Current through Register Vol. XLI, No. 50, December 13, 2024
Section 114-39-1 - General
1.1. Scope and Applicability. -- This rule applies to all group accident and sickness insurance policies, all group subscriber contracts of hospital, medical, dental and health service corporations, health care corporations and fraternal benefit societies and all enrollee agreements or contracts of health maintenance organizations, issued in connection with a group health plan and delivered or issued for delivery in this state on and after the effective date hereof, except that it does not apply to:
a. Individual policies or contracts issued pursuant to a conversion privilege under a policy or contract of group insurance;
b. Individual policies or contracts issued to eligible individuals.
c. Credit accident and sickness insurance subject to WV 114CSR6 "Regulation of Credit Life Insurance and Credit Accident and Sickness Insurance;"
d. Medicare supplement insurance policies subject to WV 114CSR24 "Medicare Supplement Insurance; "
e. Long-term care insurance policies subject to WV 114CSR32 "Long-Term Care Insurance; "

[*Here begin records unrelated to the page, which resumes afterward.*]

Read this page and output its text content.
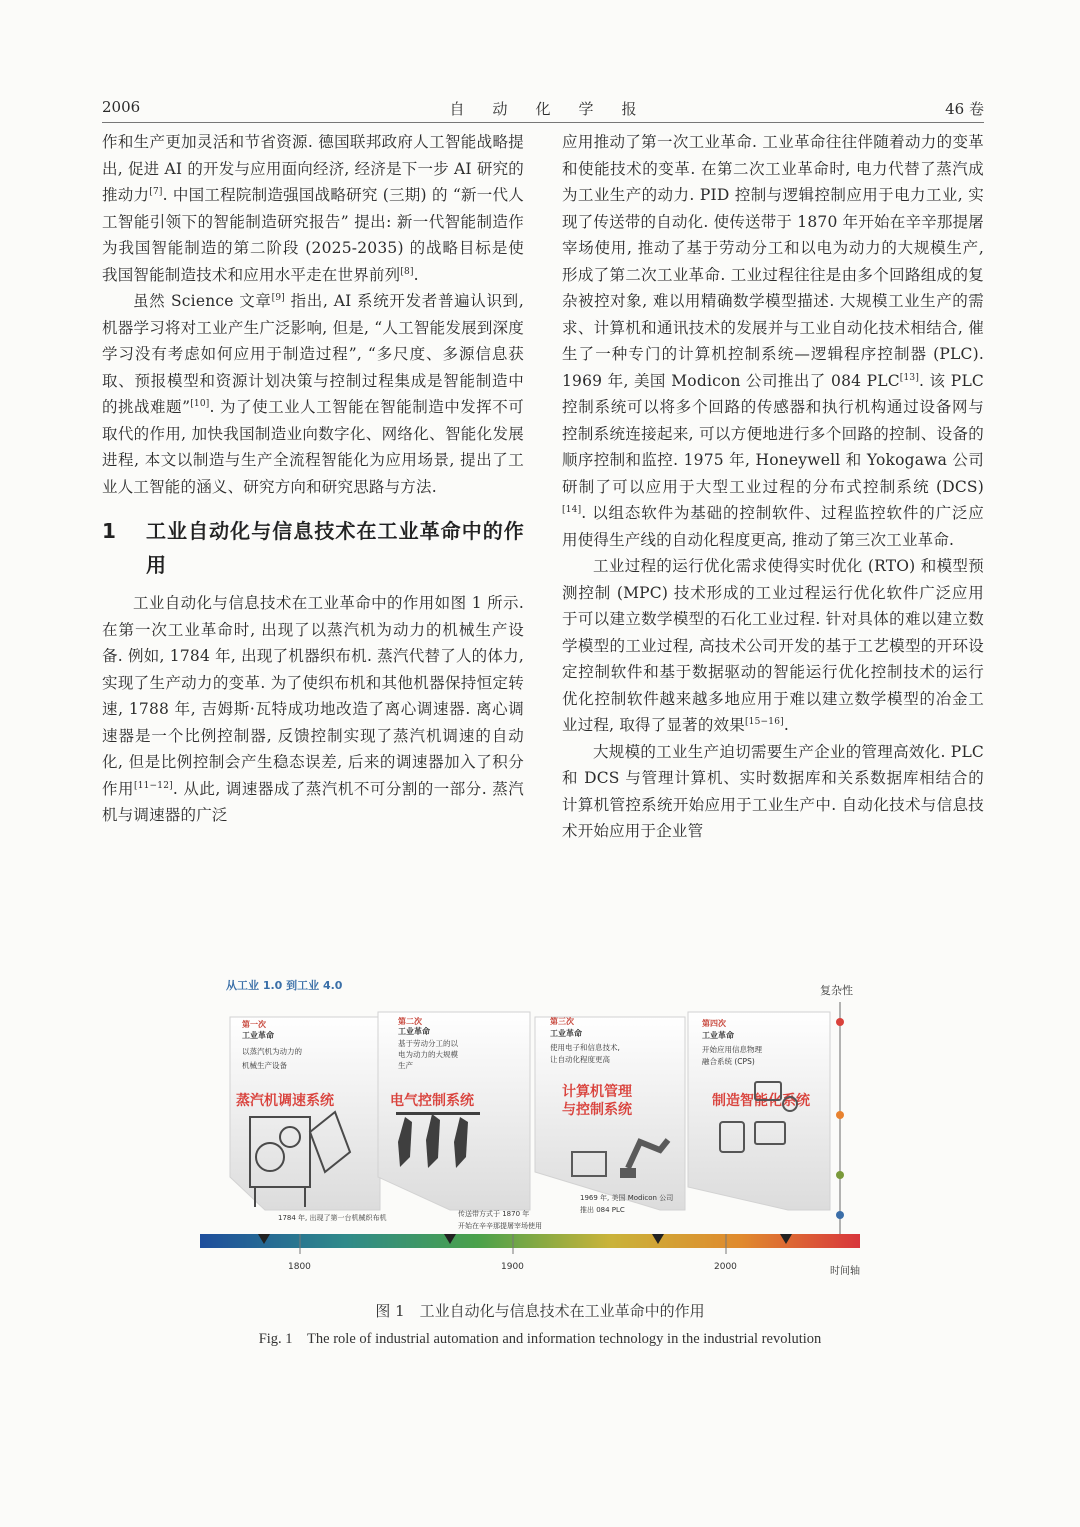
2006	自动化学报	46 卷

作和生产更加灵活和节省资源. 德国联邦政府人工智能战略提出, 促进 AI 的开发与应用面向经济, 经济是下一步 AI 研究的推动力[7]. 中国工程院制造强国战略研究 (三期) 的 “新一代人工智能引领下的智能制造研究报告” 提出: 新一代智能制造作为我国智能制造的第二阶段 (2025-2035) 的战略目标是使我国智能制造技术和应用水平走在世界前列[8].

虽然 Science 文章[9] 指出, AI 系统开发者普遍认识到, 机器学习将对工业产生广泛影响, 但是, “人工智能发展到深度学习没有考虑如何应用于制造过程”, “多尺度、多源信息获取、预报模型和资源计划决策与控制过程集成是智能制造中的挑战难题”[10]. 为了使工业人工智能在智能制造中发挥不可取代的作用, 加快我国制造业向数字化、网络化、智能化发展进程, 本文以制造与生产全流程智能化为应用场景, 提出了工业人工智能的涵义、研究方向和研究思路与方法.

1	工业自动化与信息技术在工业革命中的作用

工业自动化与信息技术在工业革命中的作用如图 1 所示. 在第一次工业革命时, 出现了以蒸汽机为动力的机械生产设备. 例如, 1784 年, 出现了机器织布机. 蒸汽代替了人的体力, 实现了生产动力的变革. 为了使织布机和其他机器保持恒定转速, 1788 年, 吉姆斯·瓦特成功地改造了离心调速器. 离心调速器是一个比例控制器, 反馈控制实现了蒸汽机调速的自动化, 但是比例控制会产生稳态误差, 后来的调速器加入了积分作用[11−12]. 从此, 调速器成了蒸汽机不可分割的一部分. 蒸汽机与调速器的广泛

应用推动了第一次工业革命. 工业革命往往伴随着动力的变革和使能技术的变革. 在第二次工业革命时, 电力代替了蒸汽成为工业生产的动力. PID 控制与逻辑控制应用于电力工业, 实现了传送带的自动化. 使传送带于 1870 年开始在辛辛那提屠宰场使用, 推动了基于劳动分工和以电为动力的大规模生产, 形成了第二次工业革命. 工业过程往往是由多个回路组成的复杂被控对象, 难以用精确数学模型描述. 大规模工业生产的需求、计算机和通讯技术的发展并与工业自动化技术相结合, 催生了一种专门的计算机控制系统—逻辑程序控制器 (PLC). 1969 年, 美国 Modicon 公司推出了 084 PLC[13]. 该 PLC 控制系统可以将多个回路的传感器和执行机构通过设备网与控制系统连接起来, 可以方便地进行多个回路的控制、设备的顺序控制和监控. 1975 年, Honeywell 和 Yokogawa 公司研制了可以应用于大型工业过程的分布式控制系统 (DCS)[14]. 以组态软件为基础的控制软件、过程监控软件的广泛应用使得生产线的自动化程度更高, 推动了第三次工业革命.

工业过程的运行优化需求使得实时优化 (RTO) 和模型预测控制 (MPC) 技术形成的工业过程运行优化软件广泛应用于可以建立数学模型的石化工业过程. 针对具体的难以建立数学模型的工业过程, 高技术公司开发的基于工艺模型的开环设定控制软件和基于数据驱动的智能运行优化控制技术的运行优化控制软件越来越多地应用于难以建立数学模型的冶金工业过程, 取得了显著的效果[15−16].

大规模的工业生产迫切需要生产企业的管理高效化. PLC 和 DCS 与管理计算机、实时数据库和关系数据库相结合的计算机管控系统开始应用于工业生产中. 自动化技术与信息技术开始应用于企业管

从工业 1.0 到工业 4.0	复杂性
第一次
工业革命
以蒸汽机为动力的
机械生产设备
蒸汽机调速系统
第二次
工业革命
基于劳动分工的以
电为动力的大规模
生产
电气控制系统
第三次
工业革命
使用电子和信息技术,
让自动化程度更高
计算机管理
与控制系统
第四次
工业革命
开始应用信息物理
融合系统 (CPS)
制造智能化系统
1784 年, 出现了第一台机械织布机	传送带方式于 1870 年
开始在辛辛那提屠宰场使用
1969 年, 美国 Modicon 公司
推出 084 PLC
1800	1900	2000	时间轴
图 1　工业自动化与信息技术在工业革命中的作用
Fig. 1　The role of industrial automation and information technology in the industrial revolution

f. Coverage under the West Virginia Public Employees Insurance Act (W. Va. Code §§ 5-16-1 et seq.): Provided, That this rule applies to a health benefit plan issued by a health insurer to provide medical care under the West Virginia Public Employees Insurance Act;
g. Coverage under Medicare or Medicaid: Provided, That this rule applies to a health benefit plan issued by a health insurer to provide medical care under Medicare or Medicaid;
h. Coverage under any automobile no-fault, workers' compensation, employer's liability, occupational disease or similar law;
i. Basic Hospital and Medical-Surgical Expense Coverage; and
j. Individual limited benefits. "Limited benefits policy" means any individual or group accident and sickness insurance policy, including all riders thereto (and certificates in the case of a group policy), that covers one or more residents of this state and that is not required to offer or provide all benefits mandated by any other applicable provision of this chapter. Such policies include, but are not limited to, accident only, sickness only disability, sickness only, accident only disability, hospital indemnity, specified disease and travel accident insurance policies:

Provided, that the following types of policies and certificates are excluded from the definition of "limited benefits policy:"

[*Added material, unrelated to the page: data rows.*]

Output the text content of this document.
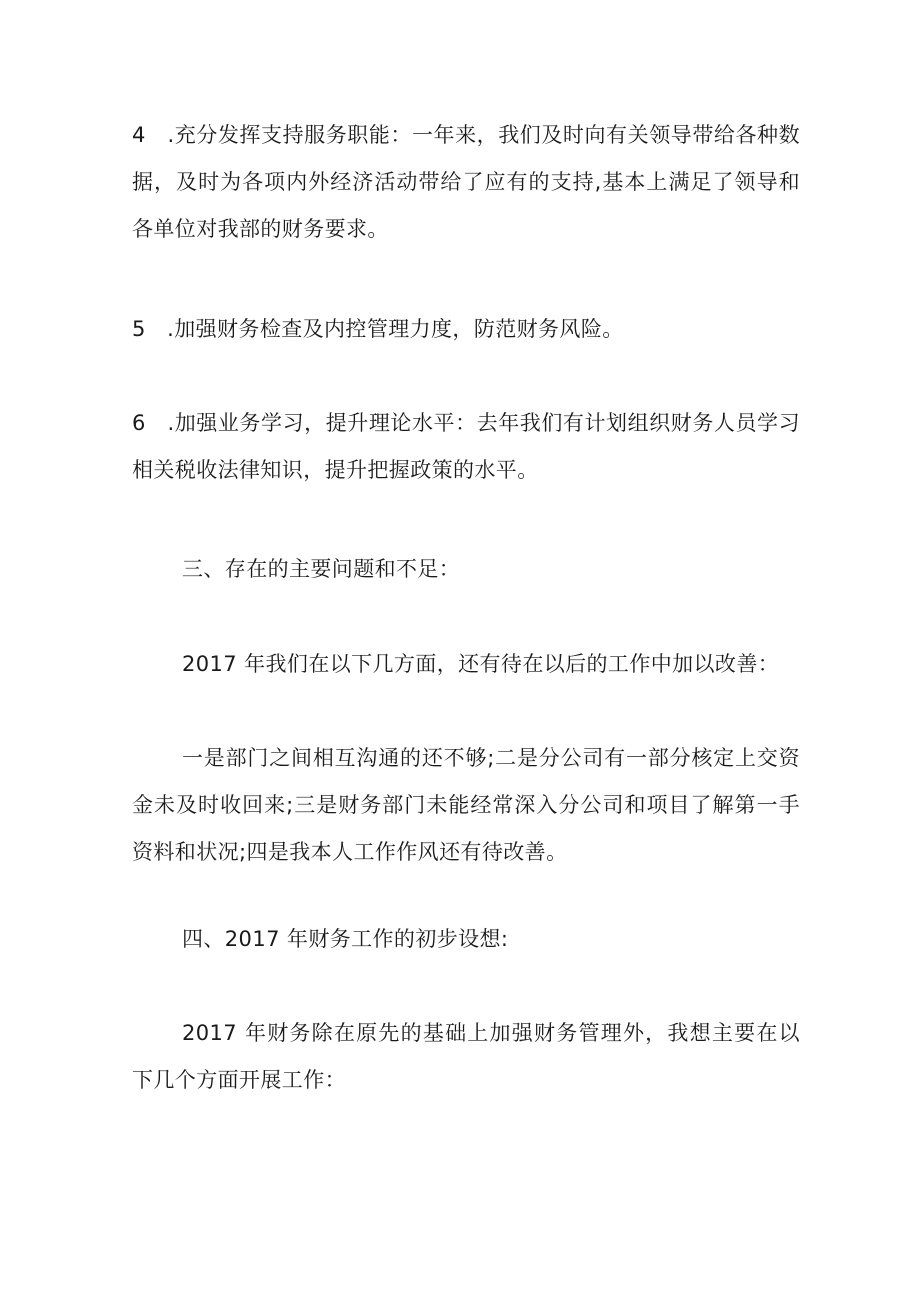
4　.充分发挥支持服务职能：一年来，我们及时向有关领导带给各种数据，及时为各项内外经济活动带给了应有的支持,基本上满足了领导和各单位对我部的财务要求。

5　.加强财务检查及内控管理力度，防范财务风险。

6　.加强业务学习，提升理论水平：去年我们有计划组织财务人员学习相关税收法律知识，提升把握政策的水平。

三、存在的主要问题和不足：

2017 年我们在以下几方面，还有待在以后的工作中加以改善：

一是部门之间相互沟通的还不够;二是分公司有一部分核定上交资金未及时收回来;三是财务部门未能经常深入分公司和项目了解第一手资料和状况;四是我本人工作作风还有待改善。

四、2017 年财务工作的初步设想:

2017 年财务除在原先的基础上加强财务管理外，我想主要在以下几个方面开展工作：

1. Credit accident and sickness insurance;
2. Long-term care insurance;
3. Medicare supplement insurance;
4. Minimum benefits accident and sickness insurance issued pursuant to section fifteen, article fifteen of this chapter or article sixteen-c of this chapter;
5. Accident and sickness policies which provide benefits for loss of income due to disability;
6. Major medical policies;
7. Dental policies; and
8. Vision policies.
k. Disability income insurance
1.2. Sections 7, 8 and 9 of this rule apply only to group major medical expense coverage.

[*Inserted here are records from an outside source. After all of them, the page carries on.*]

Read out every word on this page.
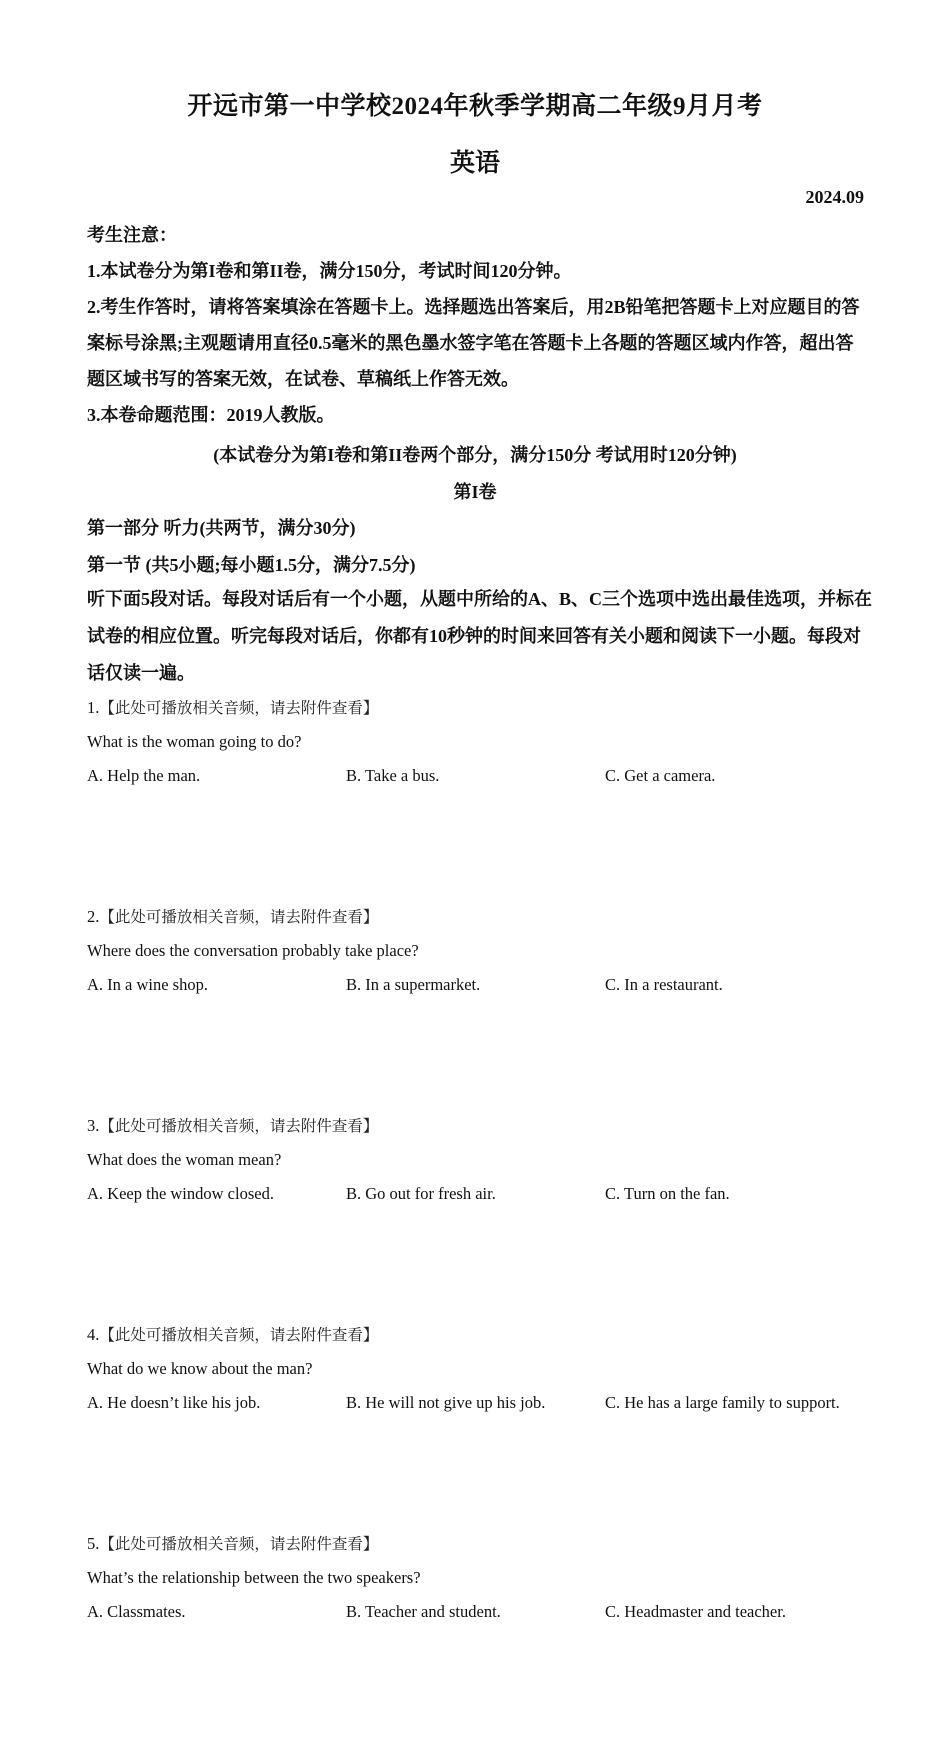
开远市第一中学校2024年秋季学期高二年级9月月考
英语
2024.09
考生注意：
1.本试卷分为第I卷和第II卷，满分150分，考试时间120分钟。
2.考生作答时，请将答案填涂在答题卡上。选择题选出答案后，用2B铅笔把答题卡上对应题目的答案标号涂黑;主观题请用直径0.5毫米的黑色墨水签字笔在答题卡上各题的答题区域内作答，超出答题区域书写的答案无效，在试卷、草稿纸上作答无效。
3.本卷命题范围：2019人教版。
(本试卷分为第I卷和第II卷两个部分，满分150分 考试用时120分钟)
第I卷
第一部分 听力(共两节，满分30分)
第一节 (共5小题;每小题1.5分，满分7.5分)
听下面5段对话。每段对话后有一个小题，从题中所给的A、B、C三个选项中选出最佳选项，并标在试卷的相应位置。听完每段对话后，你都有10秒钟的时间来回答有关小题和阅读下一小题。每段对话仅读一遍。
1.【此处可播放相关音频，请去附件查看】
What is the woman going to do?
A. Help the man.	B. Take a bus.	C. Get a camera.
2.【此处可播放相关音频，请去附件查看】
Where does the conversation probably take place?
A. In a wine shop.	B. In a supermarket.	C. In a restaurant.
3.【此处可播放相关音频，请去附件查看】
What does the woman mean?
A. Keep the window closed.	B. Go out for fresh air.	C. Turn on the fan.
4.【此处可播放相关音频，请去附件查看】
What do we know about the man?
A. He doesn’t like his job.	B. He will not give up his job.	C. He has a large family to support.
5.【此处可播放相关音频，请去附件查看】
What’s the relationship between the two speakers?
A. Classmates.	B. Teacher and student.	C. Headmaster and teacher.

The requirements contained in this rule are in addition to WV 114CSR54 "Group Accident and Sickness Insurance Issuance, Portability and Marketing Requirements" and any other applicable rules previously adopted.

1.3. Authority. -- W. Va. Code §§ 33-2-10, 33-16-3(f), 33-16-17 and 33-16D-6.
1.4. Filing Date. -- April 3, 2003.
1.5. Effective Date. -- April 3, 2003.
1.6. Purpose. -- The purpose of this legislative rule is to provide reasonable standardization of coverage and simplification of terms and benefits of group accident and sickness insurance policies, subscriber contracts of hospital, medical, dental and health service corporations, health care corporations, fraternal benefit societies and enrollee agreements and contracts of health maintenance organizations, which are issued in connection with a group health plan; to facilitate public understanding and comparison of such policies, contracts and agreements, to eliminate provisions contained in such policies, contracts and agreements which may be misleading or confusing in connection with either their purchase or the settlement of claims; to provide for full disclosure in the sale of such policies, contracts and agreements; and to implement standards set forth in 1997 W. Va. Acts 109 and the federal Health Insurance Portability and Accountability Act of 1996 ( P.L. 104-191 ), as amended by the Newborns' and Mothers' Health Protection Act of 1996 and the Mental Health Parity Act of 1996 ( P.L. 104-204 ).